Inchiesta per omicidio contro ignoti, ma sul corpo di Sonia Trinetti non ci sono segni di violenze. Era scomparsa da giorni

L’AQUILA. Resta un giallo la morte della 54enne Sonia Trinetti, trovava senza vita in una casetta in legno che si trova tra il quartiere San Francesco e Collebrincioni, in via Vicinale di Paganica. La morte della donna, originaria di Pietracamela, ma residente all’Aquila, potrebbe essere stata causata da un malore visto che l’autopsia fatta ierinon ha rivelato segni di maltrattamenti sul corpo. Ma gli esiti esatti si sapranno tra due mesi. Tuttavia, dopo una denuncia presentata dalla figliadella donna, la Procura della Repubblica, che indaga contro ignoti, non esclude in astratto l’ipotesi di omicidio.
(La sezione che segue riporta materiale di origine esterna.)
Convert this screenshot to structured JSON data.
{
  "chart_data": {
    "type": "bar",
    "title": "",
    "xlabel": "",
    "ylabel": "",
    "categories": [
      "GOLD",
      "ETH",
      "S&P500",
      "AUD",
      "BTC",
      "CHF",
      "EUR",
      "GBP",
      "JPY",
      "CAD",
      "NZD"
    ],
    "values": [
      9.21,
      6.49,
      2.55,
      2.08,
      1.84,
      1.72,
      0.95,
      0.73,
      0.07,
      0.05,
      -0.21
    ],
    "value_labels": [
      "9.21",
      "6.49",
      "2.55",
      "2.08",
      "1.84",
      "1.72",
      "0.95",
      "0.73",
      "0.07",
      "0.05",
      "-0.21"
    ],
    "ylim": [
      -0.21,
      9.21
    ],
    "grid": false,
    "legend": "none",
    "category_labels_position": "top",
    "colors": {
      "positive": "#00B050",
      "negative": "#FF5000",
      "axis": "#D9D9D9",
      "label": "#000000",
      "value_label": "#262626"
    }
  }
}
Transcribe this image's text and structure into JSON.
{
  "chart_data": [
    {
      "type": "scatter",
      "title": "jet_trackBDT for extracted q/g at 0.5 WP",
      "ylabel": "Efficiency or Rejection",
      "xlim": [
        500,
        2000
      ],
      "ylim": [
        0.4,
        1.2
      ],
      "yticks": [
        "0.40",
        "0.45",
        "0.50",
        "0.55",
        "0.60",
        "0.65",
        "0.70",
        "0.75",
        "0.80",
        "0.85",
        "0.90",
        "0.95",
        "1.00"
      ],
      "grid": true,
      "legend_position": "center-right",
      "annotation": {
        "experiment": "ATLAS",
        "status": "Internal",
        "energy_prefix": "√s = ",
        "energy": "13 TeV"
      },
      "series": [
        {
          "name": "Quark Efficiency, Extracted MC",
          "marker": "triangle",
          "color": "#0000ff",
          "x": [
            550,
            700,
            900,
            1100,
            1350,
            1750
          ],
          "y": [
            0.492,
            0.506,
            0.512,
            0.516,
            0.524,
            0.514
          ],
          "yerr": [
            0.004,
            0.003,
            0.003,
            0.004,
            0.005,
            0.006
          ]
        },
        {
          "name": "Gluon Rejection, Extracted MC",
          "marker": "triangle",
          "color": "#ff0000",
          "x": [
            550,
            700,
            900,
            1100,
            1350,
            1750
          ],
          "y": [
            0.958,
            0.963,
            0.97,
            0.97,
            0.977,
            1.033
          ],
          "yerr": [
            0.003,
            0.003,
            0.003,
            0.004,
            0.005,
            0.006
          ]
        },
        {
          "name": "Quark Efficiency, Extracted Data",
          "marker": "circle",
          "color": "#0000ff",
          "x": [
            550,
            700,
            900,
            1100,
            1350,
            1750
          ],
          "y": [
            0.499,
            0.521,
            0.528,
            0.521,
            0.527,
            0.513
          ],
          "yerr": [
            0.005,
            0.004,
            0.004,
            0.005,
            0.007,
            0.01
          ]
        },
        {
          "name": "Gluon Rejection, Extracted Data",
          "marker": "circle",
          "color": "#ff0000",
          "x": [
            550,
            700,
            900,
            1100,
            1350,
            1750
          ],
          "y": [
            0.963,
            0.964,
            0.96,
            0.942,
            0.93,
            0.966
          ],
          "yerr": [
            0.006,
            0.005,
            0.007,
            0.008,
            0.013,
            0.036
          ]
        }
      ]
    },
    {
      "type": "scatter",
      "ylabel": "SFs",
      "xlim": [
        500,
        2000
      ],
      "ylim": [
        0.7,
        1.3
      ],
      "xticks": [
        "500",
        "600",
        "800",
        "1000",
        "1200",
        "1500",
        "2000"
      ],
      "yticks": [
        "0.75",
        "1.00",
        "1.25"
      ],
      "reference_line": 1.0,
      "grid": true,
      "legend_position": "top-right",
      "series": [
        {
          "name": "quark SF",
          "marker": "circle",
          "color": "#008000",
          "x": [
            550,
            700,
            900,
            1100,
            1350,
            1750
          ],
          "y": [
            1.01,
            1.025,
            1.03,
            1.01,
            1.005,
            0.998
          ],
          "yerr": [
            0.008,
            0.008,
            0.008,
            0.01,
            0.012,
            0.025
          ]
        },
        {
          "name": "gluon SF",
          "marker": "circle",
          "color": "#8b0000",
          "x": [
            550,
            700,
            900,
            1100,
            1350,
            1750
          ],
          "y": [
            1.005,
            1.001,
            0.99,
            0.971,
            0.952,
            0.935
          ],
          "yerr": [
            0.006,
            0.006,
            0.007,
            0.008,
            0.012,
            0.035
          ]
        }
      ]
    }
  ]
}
Nella segnalazione, inoltrata dall’avvocato Vincenzo Calderoni, ci sono senza dubbio delle caselle vuote. Prima di tutto va considerato che la donna è deceduta probabilmente tra martedì e mercoledì scorsi: ma, dopo una discussione con il compagno che c’è stata venerdì della passata settimana, si è allontanata e non ha dato più notizie. Per cui c’è un “buco” di diversi giorni su cui è opportuno fare luce. Lecito chiedersi come abbia passato il tempo e con chi sia stata. Un altro elemento che lascia pensare è che la donna sia stata trovata nell’abitazione dove forse è entrata da una finestra aperta. A meno che non sia stata portata lì da qualcuno. Il titolare è passato, per caso, nell’abitazione e, aprendo la porta, ha trovato la donna esanime su un divano. L’uomo, riavutosi dalla sorpresa, ha subito chiamato polizia e 118. Ha poi dichiarato alla polizia di non aver mai visto o conosciuto la Trinetti. L’ipotesi che la donna sia entrata dalla finestra sarebbe confermato dal fatto che la porta del piccolo alloggio era chiusa dal di fuori. Sono stati fatti interrogatori di persone a lei vicine.